The area that constitutes today’s Israel, the West Bank, and Gaza, has 35,000 archeological sites full of artifacts that have been conclusively identified as Jewish, including menorahs, oil lamps, pottery, coins (with Hebrew inscriptions),utensils, and texts written on parchment in ancient Hebrew, such as the Dead Sea scrolls, the first ones having been discovered by a Bedouin in a Qumran cave in 1947. Now all of the more than 100,000 fragments from various scrolls found subsequently to the first find, in 1947, are on display at the Shrine of the Book at the Israel Museum. Cisterns, ritual baths (mikvahs) and synagogues – all Jewish – continue to be discovered.

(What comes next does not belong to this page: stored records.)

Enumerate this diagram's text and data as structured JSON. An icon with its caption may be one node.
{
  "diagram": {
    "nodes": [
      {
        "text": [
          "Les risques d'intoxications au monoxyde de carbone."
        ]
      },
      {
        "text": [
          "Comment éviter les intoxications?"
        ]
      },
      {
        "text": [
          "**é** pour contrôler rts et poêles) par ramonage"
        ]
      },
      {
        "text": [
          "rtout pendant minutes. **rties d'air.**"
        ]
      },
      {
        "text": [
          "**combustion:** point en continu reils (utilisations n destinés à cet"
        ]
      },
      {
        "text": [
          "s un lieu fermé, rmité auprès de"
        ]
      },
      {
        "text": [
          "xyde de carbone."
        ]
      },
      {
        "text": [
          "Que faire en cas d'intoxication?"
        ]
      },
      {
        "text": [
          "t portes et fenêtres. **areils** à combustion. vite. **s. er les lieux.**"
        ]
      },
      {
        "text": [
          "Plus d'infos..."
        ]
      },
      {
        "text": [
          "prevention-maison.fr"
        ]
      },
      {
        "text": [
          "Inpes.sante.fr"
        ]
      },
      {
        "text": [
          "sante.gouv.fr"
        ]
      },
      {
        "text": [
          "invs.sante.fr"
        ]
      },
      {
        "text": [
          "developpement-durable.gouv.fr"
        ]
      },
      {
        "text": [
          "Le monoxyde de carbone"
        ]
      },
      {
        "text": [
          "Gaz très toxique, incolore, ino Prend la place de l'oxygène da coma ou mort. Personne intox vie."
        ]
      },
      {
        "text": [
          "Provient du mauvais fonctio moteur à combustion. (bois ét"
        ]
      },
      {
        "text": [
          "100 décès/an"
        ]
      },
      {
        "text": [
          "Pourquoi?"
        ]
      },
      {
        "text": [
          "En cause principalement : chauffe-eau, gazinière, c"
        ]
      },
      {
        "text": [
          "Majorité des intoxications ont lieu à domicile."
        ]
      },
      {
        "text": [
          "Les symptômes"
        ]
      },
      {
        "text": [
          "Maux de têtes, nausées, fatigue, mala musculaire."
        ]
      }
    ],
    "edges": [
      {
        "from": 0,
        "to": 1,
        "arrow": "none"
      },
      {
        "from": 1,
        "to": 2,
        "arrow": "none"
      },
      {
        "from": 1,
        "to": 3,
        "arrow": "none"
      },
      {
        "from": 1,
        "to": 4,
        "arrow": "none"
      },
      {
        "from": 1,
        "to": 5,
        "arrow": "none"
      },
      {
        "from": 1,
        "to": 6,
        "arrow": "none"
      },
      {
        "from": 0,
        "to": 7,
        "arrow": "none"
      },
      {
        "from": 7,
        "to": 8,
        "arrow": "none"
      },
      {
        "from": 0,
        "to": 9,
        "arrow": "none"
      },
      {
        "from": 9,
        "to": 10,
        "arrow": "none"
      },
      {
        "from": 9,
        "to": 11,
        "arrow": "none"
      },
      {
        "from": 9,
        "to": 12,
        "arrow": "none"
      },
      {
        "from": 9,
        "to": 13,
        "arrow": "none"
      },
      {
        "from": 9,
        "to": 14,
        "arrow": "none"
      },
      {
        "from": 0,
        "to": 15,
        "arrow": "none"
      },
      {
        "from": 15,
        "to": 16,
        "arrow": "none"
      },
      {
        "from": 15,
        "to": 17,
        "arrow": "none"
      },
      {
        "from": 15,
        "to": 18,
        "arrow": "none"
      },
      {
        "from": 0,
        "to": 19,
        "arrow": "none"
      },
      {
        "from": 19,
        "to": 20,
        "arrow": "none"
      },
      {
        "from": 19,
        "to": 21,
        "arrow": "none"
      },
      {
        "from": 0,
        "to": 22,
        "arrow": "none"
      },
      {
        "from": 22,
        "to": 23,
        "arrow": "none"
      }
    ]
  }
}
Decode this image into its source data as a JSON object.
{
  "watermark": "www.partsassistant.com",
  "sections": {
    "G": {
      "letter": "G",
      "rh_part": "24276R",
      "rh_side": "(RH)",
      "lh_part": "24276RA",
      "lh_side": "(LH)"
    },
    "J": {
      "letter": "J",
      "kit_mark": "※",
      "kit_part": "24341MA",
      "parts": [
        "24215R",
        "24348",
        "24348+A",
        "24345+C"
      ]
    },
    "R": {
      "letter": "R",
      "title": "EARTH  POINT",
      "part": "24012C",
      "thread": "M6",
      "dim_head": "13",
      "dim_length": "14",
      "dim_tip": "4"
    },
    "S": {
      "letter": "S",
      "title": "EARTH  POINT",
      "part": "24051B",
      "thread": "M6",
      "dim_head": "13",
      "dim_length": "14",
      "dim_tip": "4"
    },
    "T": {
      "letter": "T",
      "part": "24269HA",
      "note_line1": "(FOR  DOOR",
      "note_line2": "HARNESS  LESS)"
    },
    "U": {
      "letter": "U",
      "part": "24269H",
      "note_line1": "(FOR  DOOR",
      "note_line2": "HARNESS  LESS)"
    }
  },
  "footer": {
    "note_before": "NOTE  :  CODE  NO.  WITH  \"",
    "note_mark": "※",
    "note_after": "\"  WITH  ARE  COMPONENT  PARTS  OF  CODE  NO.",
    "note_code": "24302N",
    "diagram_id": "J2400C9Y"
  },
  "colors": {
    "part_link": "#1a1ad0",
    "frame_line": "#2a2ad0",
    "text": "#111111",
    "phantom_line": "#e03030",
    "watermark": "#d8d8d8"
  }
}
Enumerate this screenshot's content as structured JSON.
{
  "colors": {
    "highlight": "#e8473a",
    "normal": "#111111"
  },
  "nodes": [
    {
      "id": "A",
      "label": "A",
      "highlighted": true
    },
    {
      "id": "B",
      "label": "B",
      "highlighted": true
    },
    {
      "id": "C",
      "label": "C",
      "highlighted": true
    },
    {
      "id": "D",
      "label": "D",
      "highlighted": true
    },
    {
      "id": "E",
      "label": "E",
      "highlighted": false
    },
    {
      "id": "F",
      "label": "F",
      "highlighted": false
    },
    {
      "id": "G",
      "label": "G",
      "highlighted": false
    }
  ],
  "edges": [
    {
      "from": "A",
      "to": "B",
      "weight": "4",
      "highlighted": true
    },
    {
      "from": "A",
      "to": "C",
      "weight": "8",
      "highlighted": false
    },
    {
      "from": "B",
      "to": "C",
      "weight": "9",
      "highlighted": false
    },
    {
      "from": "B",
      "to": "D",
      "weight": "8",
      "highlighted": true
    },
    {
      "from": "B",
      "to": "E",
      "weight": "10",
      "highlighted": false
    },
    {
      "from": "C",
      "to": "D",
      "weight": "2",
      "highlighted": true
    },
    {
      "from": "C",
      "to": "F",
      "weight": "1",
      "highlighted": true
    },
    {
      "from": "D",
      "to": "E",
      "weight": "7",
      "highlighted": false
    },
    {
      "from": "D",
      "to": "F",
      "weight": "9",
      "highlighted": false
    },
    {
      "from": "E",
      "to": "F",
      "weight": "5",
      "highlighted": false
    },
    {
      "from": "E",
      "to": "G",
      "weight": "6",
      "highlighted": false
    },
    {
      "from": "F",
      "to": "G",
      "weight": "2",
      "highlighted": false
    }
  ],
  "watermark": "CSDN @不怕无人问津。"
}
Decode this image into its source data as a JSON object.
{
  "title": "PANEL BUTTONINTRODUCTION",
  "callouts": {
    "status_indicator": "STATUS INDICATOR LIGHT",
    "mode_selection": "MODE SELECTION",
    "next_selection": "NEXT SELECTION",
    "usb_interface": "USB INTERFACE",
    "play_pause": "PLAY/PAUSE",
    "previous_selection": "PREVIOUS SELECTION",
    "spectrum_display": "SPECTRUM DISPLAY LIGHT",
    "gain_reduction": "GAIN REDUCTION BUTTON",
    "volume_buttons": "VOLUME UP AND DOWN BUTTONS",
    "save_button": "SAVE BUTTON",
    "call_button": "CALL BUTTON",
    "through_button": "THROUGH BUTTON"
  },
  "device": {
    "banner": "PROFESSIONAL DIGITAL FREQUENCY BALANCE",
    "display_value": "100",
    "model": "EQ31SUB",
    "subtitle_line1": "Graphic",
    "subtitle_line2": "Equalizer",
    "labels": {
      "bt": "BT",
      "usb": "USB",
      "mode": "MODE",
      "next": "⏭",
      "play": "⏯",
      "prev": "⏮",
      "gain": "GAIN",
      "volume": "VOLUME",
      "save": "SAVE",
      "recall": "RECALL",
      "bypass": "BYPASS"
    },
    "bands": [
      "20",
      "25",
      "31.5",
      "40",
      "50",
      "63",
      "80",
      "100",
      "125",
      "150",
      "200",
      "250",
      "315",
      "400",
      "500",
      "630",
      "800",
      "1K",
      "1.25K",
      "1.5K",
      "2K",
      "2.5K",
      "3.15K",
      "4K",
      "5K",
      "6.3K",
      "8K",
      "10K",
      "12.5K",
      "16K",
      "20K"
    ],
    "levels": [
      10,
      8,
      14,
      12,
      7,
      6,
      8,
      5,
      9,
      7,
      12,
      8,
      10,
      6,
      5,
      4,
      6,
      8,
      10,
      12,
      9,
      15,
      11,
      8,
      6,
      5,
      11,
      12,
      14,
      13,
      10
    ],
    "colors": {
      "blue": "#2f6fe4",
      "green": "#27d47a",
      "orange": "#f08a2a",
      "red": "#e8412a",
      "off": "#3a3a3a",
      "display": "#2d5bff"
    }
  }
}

Every so often, a site is unearthed that contains a handful of weapons left by Muslim Arabs from various battles with the Byzantines in the seventh century, or later, with the Crusaders between 1099 and 1291, but no evidence of a Muslim Arab presence before 638 A.D. has ever been discovered, and even after, pitifully few Arab artifacts have been found. But this has not prevented the Muslim Arabs who now call themselves “the Palestinian people,” from insisting that they, and only they, have been in the area “for thousands of years.” Of course no one denies that after 638 A.D., Muslims did rule the area until 1099, when the Crusaders conquered what for them was “the Holy Land” and held it until 1087, when most of it was lost to the Muslims, though a small Crusader kingdom managed to hold on until 1291. Over many centuries, various Islamic rulers from outside Palestine, beginning with the Ayyubids, and then the Mamelukes, who ruled from Egypt, kept replacing one another until 1517, when the Ottomans conquered the territory and held it until 1918. It was then formally transferred by the League of Nations to the Mandate for Palestine, which was intended to lead to the creation of a Jewish state, extending “from the river to the sea.”
When one compares the vast amount of archeological, linguistic, and physical evidence of an uninterrupted Jewish presence in the land since 1700 B.C., and compares it to the pitiful handful of sites yielding evidence of an intermittent Muslim Arab presence beginning only in 640 A.D. – that is, more than two millennia later than the earliest Jewish presence – it is clear which side kicks the beam. Israel has been the land of the Jews — even in distant exile they longed to return to “Zion and Jerusalem” — for nearly 2500 years. The “Palestinian people” were invented little more than a half-century ago. How much of this nonsense about the “ancient Palestinian people” should we be expected to tolerate?